Tropical Storm Pabuk flooded Philippines immediately after Usagi

Tropical Storm Pabuk flooded Philippines immediately after Usagi

Tropical Depression 19-W strengthened into Tropical Storm Pabuk on September 22, 2013 and lashed the northern Philippines immediately after Super-Typhoon Usagi which is considered to be the strongest typhoon to hit the western Pacific this year.

At least 30 people in the northern Philippines have been killed in resulting floods and landslides. So far, 87 000 people have been displaced and flooding continues due to ongoing monsoon rains in the northern provinces of Bataan and Laguna.

On September 23, TS Pabuk strengthened into Category 1 typhoon packing wind speeds of more than 121 km/h (75 mph).

According to latest JTWC warning issued at 15:00 UTC Typhoon Pabuk was positioned near 30.8N 140.9E and located approximately 307 NM (568.5 km) south of Yokosuka, Japan. It has tracked northeastward at 13 knots/24 km/h/14.9 mph over the past six hours. Maximum significant wave height at 12:00 UTC today was 9.7 meters (32 feet).

Typhoon Pabuk's eye was clear on visible and infrared NASA satellite imagery on September 24, and one day later high clouds covered the center and Pabuk's eye was "closed." Satellite data also showed that Pabuk's eye shrunk by about 5 nautical miles (9.26 km) in the last day.

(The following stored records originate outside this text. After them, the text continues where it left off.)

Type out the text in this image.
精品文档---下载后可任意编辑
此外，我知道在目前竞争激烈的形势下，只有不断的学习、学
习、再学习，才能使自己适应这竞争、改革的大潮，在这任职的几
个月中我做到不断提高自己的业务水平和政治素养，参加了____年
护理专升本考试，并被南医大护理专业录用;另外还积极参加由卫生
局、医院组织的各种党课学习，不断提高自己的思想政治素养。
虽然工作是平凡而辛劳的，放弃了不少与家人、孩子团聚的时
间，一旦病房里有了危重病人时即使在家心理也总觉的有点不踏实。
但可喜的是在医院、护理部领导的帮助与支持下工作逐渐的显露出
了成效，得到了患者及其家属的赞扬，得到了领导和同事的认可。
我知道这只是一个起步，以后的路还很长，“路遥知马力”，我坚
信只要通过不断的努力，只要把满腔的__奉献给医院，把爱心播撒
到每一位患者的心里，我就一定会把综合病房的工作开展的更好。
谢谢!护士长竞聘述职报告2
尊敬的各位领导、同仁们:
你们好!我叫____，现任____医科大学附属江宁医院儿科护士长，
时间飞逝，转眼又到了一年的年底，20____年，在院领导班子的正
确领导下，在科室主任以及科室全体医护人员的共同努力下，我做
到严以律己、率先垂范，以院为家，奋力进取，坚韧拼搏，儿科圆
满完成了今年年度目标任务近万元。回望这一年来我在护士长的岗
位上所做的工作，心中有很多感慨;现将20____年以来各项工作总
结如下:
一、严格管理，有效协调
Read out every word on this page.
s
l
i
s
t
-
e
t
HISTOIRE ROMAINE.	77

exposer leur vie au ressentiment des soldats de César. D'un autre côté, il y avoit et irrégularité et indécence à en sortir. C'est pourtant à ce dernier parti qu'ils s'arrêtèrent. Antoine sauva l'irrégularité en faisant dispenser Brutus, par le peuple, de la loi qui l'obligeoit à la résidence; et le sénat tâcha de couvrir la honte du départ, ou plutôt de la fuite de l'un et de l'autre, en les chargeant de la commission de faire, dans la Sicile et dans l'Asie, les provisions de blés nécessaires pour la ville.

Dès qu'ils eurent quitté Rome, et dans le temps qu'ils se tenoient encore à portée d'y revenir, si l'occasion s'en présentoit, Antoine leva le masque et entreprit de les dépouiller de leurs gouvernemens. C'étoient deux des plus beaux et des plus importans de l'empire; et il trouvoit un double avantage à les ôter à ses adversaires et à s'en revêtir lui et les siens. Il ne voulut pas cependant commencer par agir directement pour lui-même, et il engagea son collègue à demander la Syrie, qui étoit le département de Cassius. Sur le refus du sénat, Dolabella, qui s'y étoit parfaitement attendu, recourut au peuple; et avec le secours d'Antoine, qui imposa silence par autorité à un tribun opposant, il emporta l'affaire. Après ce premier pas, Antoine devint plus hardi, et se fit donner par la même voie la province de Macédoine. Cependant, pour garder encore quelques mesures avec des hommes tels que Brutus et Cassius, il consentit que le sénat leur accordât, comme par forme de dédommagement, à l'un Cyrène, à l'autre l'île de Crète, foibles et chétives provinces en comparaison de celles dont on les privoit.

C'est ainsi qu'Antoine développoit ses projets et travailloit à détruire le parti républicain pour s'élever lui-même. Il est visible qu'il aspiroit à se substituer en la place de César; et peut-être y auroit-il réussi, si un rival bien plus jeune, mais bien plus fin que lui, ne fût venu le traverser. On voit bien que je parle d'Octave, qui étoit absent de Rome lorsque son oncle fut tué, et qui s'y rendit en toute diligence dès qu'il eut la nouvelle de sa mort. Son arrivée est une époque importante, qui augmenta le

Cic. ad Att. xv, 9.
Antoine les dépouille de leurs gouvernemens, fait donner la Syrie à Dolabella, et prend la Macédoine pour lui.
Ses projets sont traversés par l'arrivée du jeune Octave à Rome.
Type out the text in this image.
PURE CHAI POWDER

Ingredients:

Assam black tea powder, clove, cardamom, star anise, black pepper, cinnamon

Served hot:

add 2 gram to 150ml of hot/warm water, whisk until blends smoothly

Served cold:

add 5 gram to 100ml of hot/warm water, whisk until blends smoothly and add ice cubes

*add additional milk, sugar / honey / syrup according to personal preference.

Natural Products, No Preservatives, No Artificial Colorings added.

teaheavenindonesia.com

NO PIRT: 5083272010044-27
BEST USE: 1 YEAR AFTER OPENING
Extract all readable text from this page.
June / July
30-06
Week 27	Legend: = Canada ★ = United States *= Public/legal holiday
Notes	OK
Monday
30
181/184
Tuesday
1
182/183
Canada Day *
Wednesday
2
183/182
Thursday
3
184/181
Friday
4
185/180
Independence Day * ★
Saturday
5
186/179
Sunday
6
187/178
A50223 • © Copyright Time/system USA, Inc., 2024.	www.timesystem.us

This false-colored infrared image of Typhoon Pabuk was taken from the AIRS instrument aboard NASA's Aqua satellite on September 24 at 16:05 UTC when Pabuk's eye was still visible. Image credit: NASA JPL, Ed Olsen

When NASA's Aqua satellite passed over Typhoon Pabuk on September 24 at 16:05 UTC the Atmospheric Infrared Sounder instrument viewed the storm in infrared light. The AIRS data clearly showed that Pabuk had a 30 nautical mile/34.5 mile/55.5 km wide-eye. AIRS data also showed that the eye was surrounded by powerful thunderstorms that stretched high into the troposphere and were likely generating heavy rainfall. Infrared data revealed cloud top temperatures exceeding -63F/-52C that indicates powerful storms.

The Moderate Resolution Imaging Spectroradiometer or MODIS instrument that flies aboard NASA's Terra satellite captured this image of Typhoon Pabuk on September 25 at 01:35 UTC on its approach to Japan. Image credit: NASA Goddard MODIS Rapid Response Team

On September 25 at 01:35 UTC as NASA's Terra satellite passed over Typhoon Pabuk, the Moderate Resolution Imaging Spectroradiometer or MODIS instrument captured a visible image of the storm that showed the center filled in by high clouds. The eye has also diminished in size and was 25 nautical miles/46.3 km/28.7 miles in diameter.

By 06:00 UTC on the September 25, Pabuk's maximum sustained winds were near 90 knots/166.7 km/h/103.6 mph. The typhoon was centered near 29.9 north latitude and 139.7 east longitude, about 361 nautical miles/415.4 miles/668.6 km south of Yokosuka, Japan. Pabuk was moving to the north-northeast 9 knots//16.6 km/h/10.3 mph and is forecast to bypass Japan.

Typhoon Pabuk forecast track. Image credit: JTWC

IR satellite image of Typhoon Pabuk on September 25, 2013. Image credit: JTWC

The Typhoon has been moving counter-clockwise around a large area of high pressure and is now rounding the northwestern edge of it. As a result, Pabuk is now on a north-northeasterly path that will shift to the northeast. Pabuk is expected to remain at sea in the Northwestern Pacific Ocean as it transitions to an extra-tropical storm by September 27.